Moreover, the KESC is avoiding the security deposit of at least Rs 10 billion needed for any gas agreement. “The power utility had itself applied for enhancement of security deposits in the National Electric Regulatory Authority (NEPRA), but is reluctant to honour its own dues to the SSGC,” the sources said.
Both the SSGC and KESC administrations are charging their respective consumers of security deposits worth at least three months’ of supply.
The SSGC, meanwhile, despite depleting natural gas production and increase in demand, is supplying almost 120mmcfd gas to the KESC – lower than the over 150mmcfd supplied to the power company during the summer last year – but with the KESC demanding a fixed gas supply, the gas utility is also showing reluctance in signing an agreement.
Besides the government’s allocated 276mmcfd gas to its plants from SSGC, the Abraaj-led KESC management also demands that the gas company shifts the 175mmcfd gas supplied to industries towards power generation.
The KESC claims that power outages in Karachi will end if the SSGC adds the said volume of gas to the KESC’s power plants, thus providing cheaper electricity to all residential, commercial and industrial consumers.
According to the sources, there is something fundamentally wrong with the gas allocation policy as shortage of gas in the system is not an issue.
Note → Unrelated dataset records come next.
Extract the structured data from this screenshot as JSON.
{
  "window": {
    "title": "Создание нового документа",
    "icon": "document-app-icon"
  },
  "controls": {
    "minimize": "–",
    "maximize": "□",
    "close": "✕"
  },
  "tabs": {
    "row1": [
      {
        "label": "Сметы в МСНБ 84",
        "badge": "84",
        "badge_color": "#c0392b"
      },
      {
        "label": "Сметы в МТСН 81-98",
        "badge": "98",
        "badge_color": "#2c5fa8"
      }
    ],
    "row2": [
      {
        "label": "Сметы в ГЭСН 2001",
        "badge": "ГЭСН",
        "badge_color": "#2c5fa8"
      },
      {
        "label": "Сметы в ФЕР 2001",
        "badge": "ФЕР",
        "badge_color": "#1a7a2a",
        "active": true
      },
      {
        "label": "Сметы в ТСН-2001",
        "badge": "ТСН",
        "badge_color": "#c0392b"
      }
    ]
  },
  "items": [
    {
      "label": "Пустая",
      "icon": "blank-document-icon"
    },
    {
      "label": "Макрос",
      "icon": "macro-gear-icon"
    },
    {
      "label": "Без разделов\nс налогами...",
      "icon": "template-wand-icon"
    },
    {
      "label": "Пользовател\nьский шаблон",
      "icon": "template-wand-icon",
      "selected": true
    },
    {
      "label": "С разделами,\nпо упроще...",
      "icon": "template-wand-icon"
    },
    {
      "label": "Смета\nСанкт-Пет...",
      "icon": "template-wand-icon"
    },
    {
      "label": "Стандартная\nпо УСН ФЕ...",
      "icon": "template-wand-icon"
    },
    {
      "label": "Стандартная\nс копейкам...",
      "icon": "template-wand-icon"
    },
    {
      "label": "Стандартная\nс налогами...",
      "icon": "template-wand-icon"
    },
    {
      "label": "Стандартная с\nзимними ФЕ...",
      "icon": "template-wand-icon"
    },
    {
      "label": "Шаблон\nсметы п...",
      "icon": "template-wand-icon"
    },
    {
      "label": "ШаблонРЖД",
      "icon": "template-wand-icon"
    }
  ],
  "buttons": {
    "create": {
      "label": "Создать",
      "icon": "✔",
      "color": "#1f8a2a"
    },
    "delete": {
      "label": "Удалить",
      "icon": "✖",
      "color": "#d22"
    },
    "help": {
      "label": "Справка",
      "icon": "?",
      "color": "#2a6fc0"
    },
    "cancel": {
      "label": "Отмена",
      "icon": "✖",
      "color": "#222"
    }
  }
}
“The gas consumed at captive plants of some industries can be shifted on to KESC’s gas-fired plants to generate more electricity while benefiting all consumers through natural resources,” the sources said.
The KESC alleges that the government is meeting the needs of a handful of industrial units and CNG stations at the cost of the electricity requirements of 20 million people of Karachi, whose life is immensely affected because of prolonged load shedding hours due to gas shortfall to KESC’s generation plants.